RobotLocomotion / drake

Model-based design and verification for robotics.
https://drake.mit.edu
Other
3.33k stars 1.26k forks source link

TAMSI results cache hack doesn't work correctly when caching disabled #12643

Closed sherm1 closed 2 days ago

sherm1 commented 4 years ago

@siyuanfeng-tri ran into a problem in a complicated Diagram where the behavior differed with caching enabled or disabled. I was able to trace this to the TAMSI results cache -- if I disabled caching for just that cache entry, leaving all other caching enabled, everything worked fine. In fact, I could re-enable even that cache entry as long as I did it after an AdvanceTo(0), which serves only to process the time-0 unrestricted and discrete updates.

There is a known-hack for this particular cache entry, well-documented in the code here. TL;DR: the cache entry declares dependency only on discrete state xd but in fact depends on much more.

Tracing in the debugger and discussing with @amcastro-tri , this is what is happening:

This violates the caching Prime Directive -- the answers should be unchanged regardless of whether caching is enabled.
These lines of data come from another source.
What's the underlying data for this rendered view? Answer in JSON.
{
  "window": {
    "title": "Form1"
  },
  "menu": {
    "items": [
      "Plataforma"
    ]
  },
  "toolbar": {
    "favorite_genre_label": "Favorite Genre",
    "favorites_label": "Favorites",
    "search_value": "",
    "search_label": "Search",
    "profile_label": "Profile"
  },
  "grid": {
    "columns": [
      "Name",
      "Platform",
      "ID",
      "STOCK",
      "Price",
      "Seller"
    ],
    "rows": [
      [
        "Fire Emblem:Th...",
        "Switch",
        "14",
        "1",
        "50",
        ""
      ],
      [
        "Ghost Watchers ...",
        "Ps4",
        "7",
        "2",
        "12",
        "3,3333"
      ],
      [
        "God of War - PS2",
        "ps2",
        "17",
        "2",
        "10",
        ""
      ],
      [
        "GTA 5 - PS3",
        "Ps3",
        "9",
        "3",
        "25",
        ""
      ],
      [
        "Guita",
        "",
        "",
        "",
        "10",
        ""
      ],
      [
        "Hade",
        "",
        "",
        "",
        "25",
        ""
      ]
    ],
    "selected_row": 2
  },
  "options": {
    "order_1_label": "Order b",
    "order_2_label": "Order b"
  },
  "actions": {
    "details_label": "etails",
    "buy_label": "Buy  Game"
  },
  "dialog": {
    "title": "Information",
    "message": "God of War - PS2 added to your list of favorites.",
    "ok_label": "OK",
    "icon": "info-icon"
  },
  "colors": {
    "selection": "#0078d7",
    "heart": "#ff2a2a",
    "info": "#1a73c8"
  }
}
sherm1 commented 4 years ago

After much discussion, Alejandro and I came to the conclusion that the current behavior with caching ON is correct, but with caching OFF the behavior is wrong (though in this case it seemed better). There are two independent problems here:

To say this another way, when running MBPlant in discrete mode we want its outputs y to be discrete with governing equations

y[n+1] = y(t[n], x[n], u[n])

which is what we get currently with caching on. (Note that in Siyuan's example u[0]=NaN, hence the unwanted behavior.) But with caching off, we are getting

y[n+1] = y(t, x[n], u(t))

which is an undesirable hybrid (mixed discrete/continuous) output. (In the example u(t) had been fixed up to be non-NaN so the behavior appeared to be better. )
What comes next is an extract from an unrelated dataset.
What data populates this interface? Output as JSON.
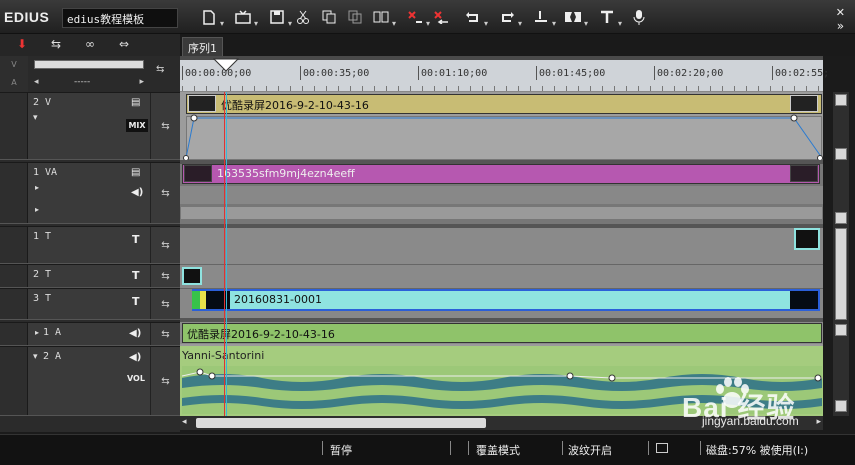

We are debating how to address this and welcome any ideas. The most obvious fix is that MBPlant in discrete mode should sample its inputs into internal discrete variables, then have the TAMSI calculation depend on those variables rather than directly on the input ports. That would have the same effect as adding a zero order hold in front of the inputs. That would produce the desirable effect that the system would give the same results with caching on or off, which seems like an important invariant.

Thoughts?

sherm1 commented 4 years ago

@siyuanfeng-tri here is the fix I suggest:

MotionPrimitive::MotionPrimitive(const multibody::MultibodyPlant<double>* plant)
    : plant_(*plant) {

  // These are being directly copied to output ports.
  x_command_index_ = this->DeclareDiscreteState(
      systems::BasicVector<double>(plant->num_multibody_states()));
  motion_summary_index_ = this->DeclareAbstractState(
      AbstractValue::Make<MotionSummary>(MotionSummary()));

  //     ... declare ports ...

  // Ensure above state variables are valid at the start of the
  // first step (i.e., after Simulator::Initialize()).
  this->DeclareInitializationUnrestrictedUpdateEvent(
      &MotionPrimitive::UpdateEverything);

  // Then update these variables periodically.
  this->DeclarePeriodicUnrestrictedUpdateEvent(1e-3, 0,
      &MotionPrimitive::UpdateEverything);
}

systems::EventStatus MotionPrimitive::UpdateEverything(
    const systems::Context<double>& context,
    systems::State<double>* state) const {
  UpdateLogic(context, state);
  UpdateCommand(context, state);
  UpdateMotionSummary(context, state);
  drake::log()->info("MotionPrimitive::UpdateEverything");
  return systems::EventStatus::Succeeded();
}

Note: in addition to the initialization event (which was the fix), I switched from the Old School "override the dispatcher" style to what all the Cool Kids do now -- declare their own event handlers. Here UpdateEverything() is just a private method whereas the DoUnrestrictedUpdate() dispatcher was an overridden virtual.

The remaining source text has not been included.